In de praktijk, maar ook uit de literatuur, blijkt dat een goed ontwikkelde hen cruciaal is voor optimale legprestaties van een legkoppel. De ontwikkeling van de hen wordt bepaald in de opfokperiode en deze eindigt volgens De Heus niet bij aankomst in de legstal op 17 weken, maar pas wanneer de hen volwassen is rond de 30 weken. De startperiode van een legkoppel bij de legpluimveehouder is dus voor een belangrijk deel bepalend voor de prestaties tijdens de hele ronde.
Verschil in voeropname
Als legpluimveehouder heb je eigenlijk pas echt invloed op de jonge hennen vanaf het moment dat ze opgezet worden. Vaak wordt er gezegd dat als de opstart goed is verlopen, de kans groot is dat het hele koppel de gehele ronde goed zal presteren. Ik ben het daar zeker mee eens,” vertelt Gerald Top, specialist legpluimvee. “Maar het tegenovergestelde kan helaas ook het geval zijn. Er zijn veel factoren die belangrijk zijn voor een goede opstart. Toch zien we vaak dezelfde oorzaken voor een tegenvallende opstartperiode. In de eerste weken na opzet zien we bijvoorbeeld vaak enorme verschillen in voeropname tussen koppels. Echter zijn de verschillen in wateropname vaak nog groter. Dat blijkt ook uit de data die inzichtelijk wordt in PoultryPlan.”
Toegang tot water
Gerald: “Dieren die onvoldoende drinken vreten vaak ook onvoldoende. Dit remt de lichaamsgroei die juist in de eerste weken zo bepalend is voor de rest van het koppel. De verschillen in wateropname in de eerste weken kan deels verklaard worden door de verschillen in toegankelijkheid die we tussen de verschillende huisvestingssystemen zien. Daarnaast is het ook belangrijk dat het opfoksysteem aansluit op het legsysteem. Dit helpt een koppel enorm om snel het water te vinden.”

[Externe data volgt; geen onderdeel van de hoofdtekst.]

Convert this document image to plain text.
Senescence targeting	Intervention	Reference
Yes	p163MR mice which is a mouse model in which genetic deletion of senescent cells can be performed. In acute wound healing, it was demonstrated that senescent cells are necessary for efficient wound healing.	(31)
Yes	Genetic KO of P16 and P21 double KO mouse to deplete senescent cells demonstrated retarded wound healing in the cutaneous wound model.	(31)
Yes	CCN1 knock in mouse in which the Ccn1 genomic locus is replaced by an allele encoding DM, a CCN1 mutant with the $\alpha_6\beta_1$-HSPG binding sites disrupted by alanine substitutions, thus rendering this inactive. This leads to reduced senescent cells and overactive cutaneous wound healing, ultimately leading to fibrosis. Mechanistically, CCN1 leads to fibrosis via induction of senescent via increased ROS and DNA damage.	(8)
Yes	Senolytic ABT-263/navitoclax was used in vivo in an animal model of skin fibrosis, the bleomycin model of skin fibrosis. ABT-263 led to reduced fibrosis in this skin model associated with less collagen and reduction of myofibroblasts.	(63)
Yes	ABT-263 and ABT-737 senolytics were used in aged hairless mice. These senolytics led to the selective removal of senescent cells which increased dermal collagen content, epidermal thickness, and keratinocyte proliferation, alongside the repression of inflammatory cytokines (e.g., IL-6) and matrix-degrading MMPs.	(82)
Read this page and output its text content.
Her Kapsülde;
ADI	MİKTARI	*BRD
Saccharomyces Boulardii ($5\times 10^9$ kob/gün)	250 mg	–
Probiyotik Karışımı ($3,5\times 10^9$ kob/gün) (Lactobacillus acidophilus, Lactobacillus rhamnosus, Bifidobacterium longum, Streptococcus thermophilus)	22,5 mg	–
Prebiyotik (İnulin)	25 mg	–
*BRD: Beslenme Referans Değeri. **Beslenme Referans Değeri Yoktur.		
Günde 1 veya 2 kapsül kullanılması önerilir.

Gewicht en ontwikkeling stimuleren
“Een goede monitoring van het diergewicht is een perfecte tool om te zien of de dieren goed door ontwikkelen in de periode tot dertig weken. Te vaak zien we dat er met extra licht gestimuleerd wordt op basis van leeftijd in plaats van diergewicht en ontwikkeling. Daarom hebben wij hiervoor een uitgebreide database per ras gemaakt,” vervolgt Gerald. “Als het diergewicht onvoldoende doorstijgt dan is het de kunst om te ontdekken waarom dat zo is. Dat is soms makkelijker gezegd dan gedaan. Via mestmonsters kunnen de wormen- en coccidiosestatus in kaart worden gebracht. Veel vaker dan gedacht speelt dit een rol in de opstart. Maar ook het aanpassen van voer- en watertijden kan soms al het verschil maken.”
Pas het klimaat aan
Klimaatspecialist John van Helden: “Stem de streefwaarde in de stal en de minimumventilatie af op de dieren. Omdat de jonge hennen bij opzet maar een beperkte hoeveelheid warmte produceren is het goed om deze streefwaarde in te stellen op 21 – 22 graden Celsius. Vaak gebruiken we een nachtcorrectie om deze nog iets te verhogen als de dieren in rust zijn. Zorg er ook voor dat de minimumventilatie niet te hoog wordt ingesteld zodat de temperatuur niet (vaak gedurende de nacht) te laag wordt. Controleer regelmatig de temperatuur van de zitstokken en de poten van de dieren. Zijn deze te koud dan duidt dit op een koude luchtval boven op het systeem en zitten de dieren mogelijk in de tocht.” Om een jong koppel leghennen goed op te starten maken wij gebruik van het Topfitrondeplan. Daarin wordt een analyse gemaakt van de vier factoren licht, lucht, water en voer.”